Chapitre iii. — Portrait de Mercure le créateur de tous les arts. — Tableau de ses adorateurs.


Voyez au contraire combien sont différents de ceux de la Fortune les attributs que les peintres ou les sculpteurs ont donnés à Mercure, le maître de la raison et l’artiste universel : c’est un frais jeune homme dont la beauté n’est ni empruntée, ni rehaussée par les ornements, mais elle n’est que le reflet des vertus de son âme. Son visage est riant, ses yeux sont perçants, son piédestal a la forme la plus solide, la moins mobile, celle d’un cube[3] ; il en

  1. « Beaucoup de méchants s’enrichissent et les bons restent pauvres ; mais nous, nous ne changerons pas avec les premiers la vertu pour la richesse, car la richesse est un empêchement ; les hommes possèdent les richesses, tantôt les uns, tantôt les autres. » Solon, Fragm. 16, éd. Bergk.
  2. « Il y a, dit Platon (Gorgias, p. 448 c), parmi les hommes, une foule d’arts trouvés expérimentalement à force d’essais ; car l’expérience nous fait diriger notre vie conformément à l’art, et l’inexpérience conformément à la fortune. Les uns se livrent à un art, les autres à un autre ; les hommes les plus excellents cultivent les arts les plus nobles. » — Hippocrate dit dans la Loi : « L’inexpérience est un mauvais trésor et un mauvais fonds pour ceux qui, jour et nuit, la possèdent ; étrangère à la paix de l’âme et au contentement, elle nourrit la timidité et la témérité. »
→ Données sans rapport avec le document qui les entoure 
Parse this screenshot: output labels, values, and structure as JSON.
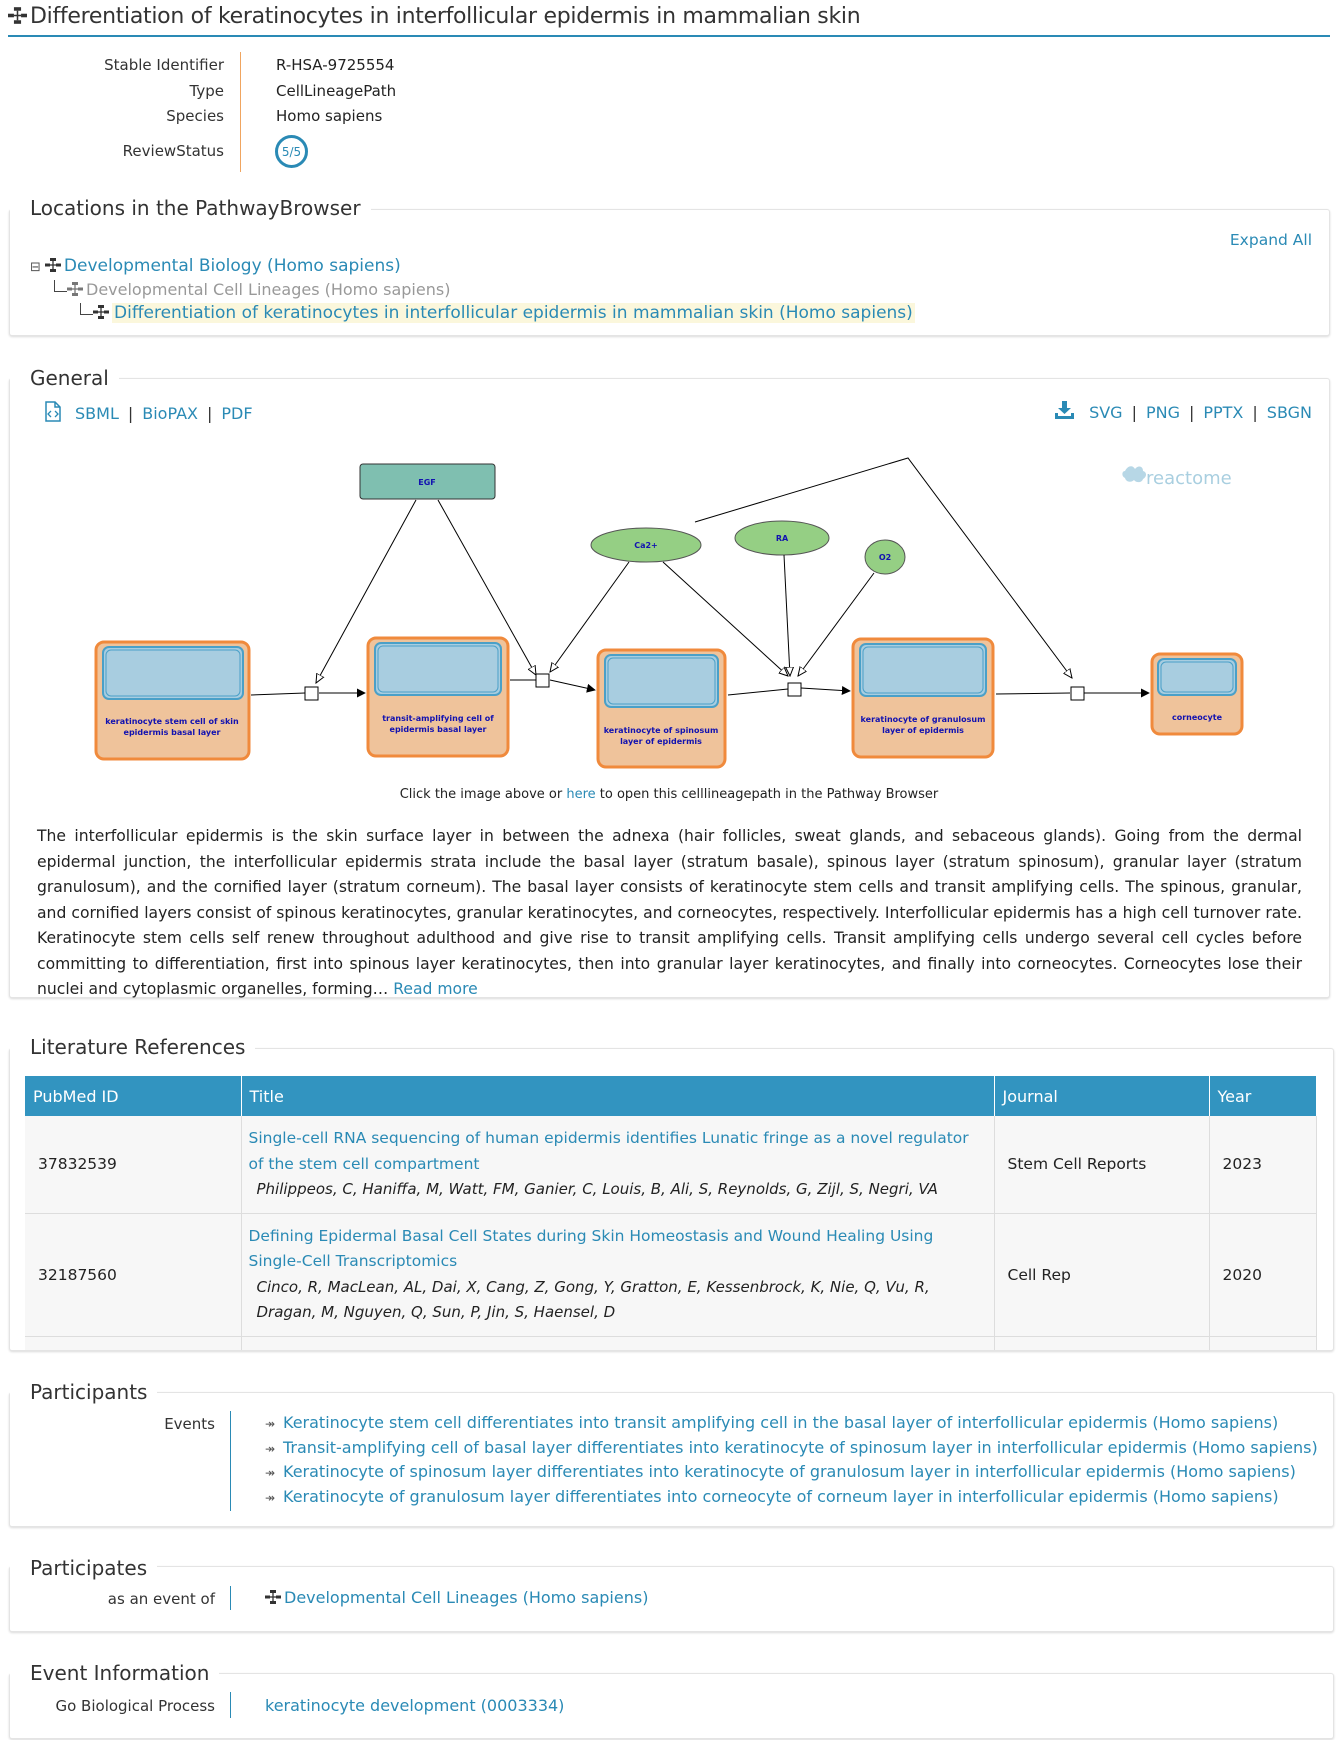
{
  "header": {
    "title": "Differentiation of keratinocytes in interfollicular epidermis in mammalian skin"
  },
  "details": {
    "rows": [
      {
        "label": "Stable Identifier",
        "value": "R-HSA-9725554"
      },
      {
        "label": "Type",
        "value": "CellLineagePath"
      },
      {
        "label": "Species",
        "value": "Homo sapiens"
      }
    ],
    "review_label": "ReviewStatus",
    "review_badge": "5/5"
  },
  "locations": {
    "legend": "Locations in the PathwayBrowser",
    "expand_all": "Expand All",
    "collapse_symbol": "⊟",
    "tree": [
      {
        "label": "Developmental Biology (Homo sapiens)",
        "state": "link"
      },
      {
        "label": "Developmental Cell Lineages (Homo sapiens)",
        "state": "muted"
      },
      {
        "label": "Differentiation of keratinocytes in interfollicular epidermis in mammalian skin (Homo sapiens)",
        "state": "highlighted"
      }
    ]
  },
  "general": {
    "legend": "General",
    "downloads_left": [
      "SBML",
      "BioPAX",
      "PDF"
    ],
    "downloads_right": [
      "SVG",
      "PNG",
      "PPTX",
      "SBGN"
    ],
    "separator": "|",
    "diagram": {
      "watermark": "reactome",
      "cells": [
        "keratinocyte stem cell of skin epidermis basal layer",
        "transit-amplifying cell of epidermis basal layer",
        "keratinocyte of spinosum layer of epidermis",
        "keratinocyte of granulosum layer of epidermis",
        "corneocyte"
      ],
      "rect_entity": "EGF",
      "ellipse_entities": [
        "Ca2+",
        "RA",
        "O2"
      ]
    },
    "caption_pre": "Click the image above or",
    "caption_link": "here",
    "caption_post": "to open this celllineagepath in the Pathway Browser",
    "description": "The interfollicular epidermis is the skin surface layer in between the adnexa (hair follicles, sweat glands, and sebaceous glands). Going from the dermal epidermal junction, the interfollicular epidermis strata include the basal layer (stratum basale), spinous layer (stratum spinosum), granular layer (stratum granulosum), and the cornified layer (stratum corneum). The basal layer consists of keratinocyte stem cells and transit amplifying cells. The spinous, granular, and cornified layers consist of spinous keratinocytes, granular keratinocytes, and corneocytes, respectively. Interfollicular epidermis has a high cell turnover rate. Keratinocyte stem cells self renew throughout adulthood and give rise to transit amplifying cells. Transit amplifying cells undergo several cell cycles before committing to differentiation, first into spinous layer keratinocytes, then into granular layer keratinocytes, and finally into corneocytes. Corneocytes lose their nuclei and cytoplasmic organelles, forming…",
    "read_more": "Read more"
  },
  "literature": {
    "legend": "Literature References",
    "columns": [
      "PubMed ID",
      "Title",
      "Journal",
      "Year"
    ],
    "rows": [
      {
        "pmid": "37832539",
        "title": "Single-cell RNA sequencing of human epidermis identifies Lunatic fringe as a novel regulator of the stem cell compartment",
        "authors": "Philippeos, C, Haniffa, M, Watt, FM, Ganier, C, Louis, B, Ali, S, Reynolds, G, Zijl, S, Negri, VA",
        "journal": "Stem Cell Reports",
        "year": "2023"
      },
      {
        "pmid": "32187560",
        "title": "Defining Epidermal Basal Cell States during Skin Homeostasis and Wound Healing Using Single-Cell Transcriptomics",
        "authors": "Cinco, R, MacLean, AL, Dai, X, Cang, Z, Gong, Y, Gratton, E, Kessenbrock, K, Nie, Q, Vu, R, Dragan, M, Nguyen, Q, Sun, P, Jin, S, Haensel, D",
        "journal": "Cell Rep",
        "year": "2020"
      }
    ]
  },
  "participants": {
    "legend": "Participants",
    "label": "Events",
    "items": [
      "Keratinocyte stem cell differentiates into transit amplifying cell in the basal layer of interfollicular epidermis (Homo sapiens)",
      "Transit-amplifying cell of basal layer differentiates into keratinocyte of spinosum layer in interfollicular epidermis (Homo sapiens)",
      "Keratinocyte of spinosum layer differentiates into keratinocyte of granulosum layer in interfollicular epidermis (Homo sapiens)",
      "Keratinocyte of granulosum layer differentiates into corneocyte of corneum layer in interfollicular epidermis (Homo sapiens)"
    ]
  },
  "participates": {
    "legend": "Participates",
    "label": "as an event of",
    "item": "Developmental Cell Lineages (Homo sapiens)"
  },
  "event_info": {
    "legend": "Event Information",
    "label": "Go Biological Process",
    "item": "keratinocyte development (0003334)"
  },
  "colors": {
    "accent": "#2a8ab5",
    "header_table": "#3294c0",
    "cell_fill": "#efc39b",
    "cell_border": "#f08a3c",
    "inner_fill": "#a8cde0",
    "entity_green": "#95cf84",
    "egf_fill": "#7fbfb0"
  }
}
  3. Voyez sur le développement successif du mythe, et sur les attributs de Mercure aux diverses époques de l’antiquité, Müller, Archæol. der Kunst, § 379, p. 503 ; Creuzer, Relig. de l’antiq., traduite par M. Guignaut, t. II, IIe partie, ire section, p. 678 et suiv., et iie section, notes, p. 1344 et suiv., et Gerhard, De relig. Hermarum. — Le type de Mercure n’a pas toujours été aussi honnête que nous le représente Galien ; l’idée du Dieu-voleur a précédé celle du Dieu de l’intelligence, et la première s’est ensuite peu à peu transformée en celle du Dieu des transactions commerciales.